Bilgi edinme yasası kapsamında ortaya çıkan raporda 2012’de bir test kazası yapan Maria de Villota’nın kaza esnasında Marussia F1 aracını yavaşlatabilmek için mücadele verdiği ortaya çıktı.
3 Temmuz 2012’de Duxford Aerodrome’da yapılan düzlük testinin bitiminde de Villota direksiyon tam çevrili iken debriyajı kontrol edemediğini söylemiş, ancak kendisine “bir düzlük testinde buna ihtiyacı olmayacağı” cevabı verilmiş.
Ayrıca de Villota’ya sürüşten önce yarış mühendisi tarafından bazı notlar iletiliyor, ancak bu notlar arasında aracı durdurmak ve pit alanına yaklaşırken hangi vitesin seçileceği yer almıyormuş.
Ortaya çıkan rapora göre kazadaki tırın dorsesinin arka rampasının normalden çok daha büyük olduğuna dikkat çekiliyor.
De Villota ve yarış mühendisi önce bir binek otomobil ile sürüş yaparak uygulayacakları program anlatılmış, ancak aracı durdurma prosedürleri konuşulmamış.

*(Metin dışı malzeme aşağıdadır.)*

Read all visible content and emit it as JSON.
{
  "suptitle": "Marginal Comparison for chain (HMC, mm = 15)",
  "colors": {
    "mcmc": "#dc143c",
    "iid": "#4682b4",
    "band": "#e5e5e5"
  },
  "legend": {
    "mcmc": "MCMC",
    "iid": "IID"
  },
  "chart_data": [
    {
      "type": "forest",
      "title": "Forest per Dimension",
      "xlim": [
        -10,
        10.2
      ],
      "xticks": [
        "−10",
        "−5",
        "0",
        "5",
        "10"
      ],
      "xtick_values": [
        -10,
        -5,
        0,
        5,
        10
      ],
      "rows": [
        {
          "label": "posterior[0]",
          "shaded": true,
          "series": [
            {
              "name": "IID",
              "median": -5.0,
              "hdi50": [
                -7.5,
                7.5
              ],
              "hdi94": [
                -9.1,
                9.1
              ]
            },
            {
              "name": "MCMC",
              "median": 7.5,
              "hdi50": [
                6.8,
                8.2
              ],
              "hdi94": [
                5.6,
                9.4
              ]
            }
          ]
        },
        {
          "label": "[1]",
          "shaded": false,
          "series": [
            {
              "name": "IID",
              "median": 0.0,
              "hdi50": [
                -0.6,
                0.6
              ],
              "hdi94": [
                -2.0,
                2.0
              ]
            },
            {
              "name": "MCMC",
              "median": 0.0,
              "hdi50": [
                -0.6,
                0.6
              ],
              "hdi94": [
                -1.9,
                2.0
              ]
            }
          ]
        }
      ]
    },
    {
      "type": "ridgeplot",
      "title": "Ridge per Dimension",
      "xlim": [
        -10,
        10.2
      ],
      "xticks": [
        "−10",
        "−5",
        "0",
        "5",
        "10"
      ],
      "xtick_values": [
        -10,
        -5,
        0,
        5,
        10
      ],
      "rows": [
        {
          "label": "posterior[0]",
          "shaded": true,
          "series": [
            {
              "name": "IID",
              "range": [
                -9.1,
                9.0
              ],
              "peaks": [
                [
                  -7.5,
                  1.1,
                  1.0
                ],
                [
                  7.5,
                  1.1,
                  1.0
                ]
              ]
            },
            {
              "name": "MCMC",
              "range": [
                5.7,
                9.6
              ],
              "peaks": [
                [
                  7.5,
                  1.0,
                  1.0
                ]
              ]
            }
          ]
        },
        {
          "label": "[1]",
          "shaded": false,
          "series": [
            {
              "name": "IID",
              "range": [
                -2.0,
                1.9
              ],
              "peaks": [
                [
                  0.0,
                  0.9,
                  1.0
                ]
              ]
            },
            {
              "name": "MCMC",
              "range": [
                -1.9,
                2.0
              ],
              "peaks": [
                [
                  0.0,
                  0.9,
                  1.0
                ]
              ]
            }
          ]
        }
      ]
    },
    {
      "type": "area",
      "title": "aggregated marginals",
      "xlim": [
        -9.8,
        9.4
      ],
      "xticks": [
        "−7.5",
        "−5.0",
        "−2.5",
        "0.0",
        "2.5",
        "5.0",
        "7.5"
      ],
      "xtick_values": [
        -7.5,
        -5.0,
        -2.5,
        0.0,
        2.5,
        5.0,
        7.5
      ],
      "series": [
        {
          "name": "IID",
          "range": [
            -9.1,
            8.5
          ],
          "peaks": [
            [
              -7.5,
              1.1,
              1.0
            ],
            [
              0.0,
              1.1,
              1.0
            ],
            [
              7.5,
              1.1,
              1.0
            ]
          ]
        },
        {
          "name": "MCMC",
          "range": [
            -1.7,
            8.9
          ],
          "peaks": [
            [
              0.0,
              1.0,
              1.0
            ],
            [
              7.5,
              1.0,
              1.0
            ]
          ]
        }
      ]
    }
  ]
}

Rapora göre İspanyol pilot pistte iki sürüşü başarıyla tamamladıktan sonra garaj alanına dönerken 45 km/saat hızla hareket eden araçta fren yapmış ve araç yavaşlamaya başlamış.
Aracın motoru 4100 devir/dakika’nın altına düştüğünde ve araç hala viteste olduğundan dolayı araçtaki motor rölanti kontrol sistemi aracın stop etmesini önlemek için devrin düşmesine izin vermiyor.
“Burası aracın sürücü ile savaştığı anlaşılan üç bölümlük salınımın başlangıcı. İspanyol pilota motor rölanti kontrol sisteminin aracın durma performansını nasıl etkileyeceği hakkında bilgi verilmemiş.”
De Villota raporda debriyaj için butona bastığını, ancak çalışmadığını söylüyor.
De Villota aracı sağa çevirmeye çalışırken ön sağ tekerlek kilitleniyor, daha da fazla basınca ön sol tekerlek de kilitleniyor. Bundan sonra ikinci vitesten bire geçmeyi denemiş, ancak uygulanan tork 100 Nm’den fazla olduğu için vites sistemi geçişi reddetmiş.
İspanyol pilot aracın dönebilmesi için frenleri serbest bırakıyor, ancak tekrar basınca ön sol tekerlek tekrar kilitleniyor. Raporda “aracın tır dorsesinin arkasındaki rampaya doğru sürüklediği” belirtiliyor.
“Aracın arka rampası sadece yaralanma riski yaratacak pozisyonda değil, aynı zamanda pilotun göz seviyesindeydi.”
Takımdan yapılan savunma ise “pilotun yetenek ve deneyimlerine güvendikleri” yönündeymiş.
Maria de Villota Ekim 2013’te henüz 33 yaşındayken hayatını kaybetmişti.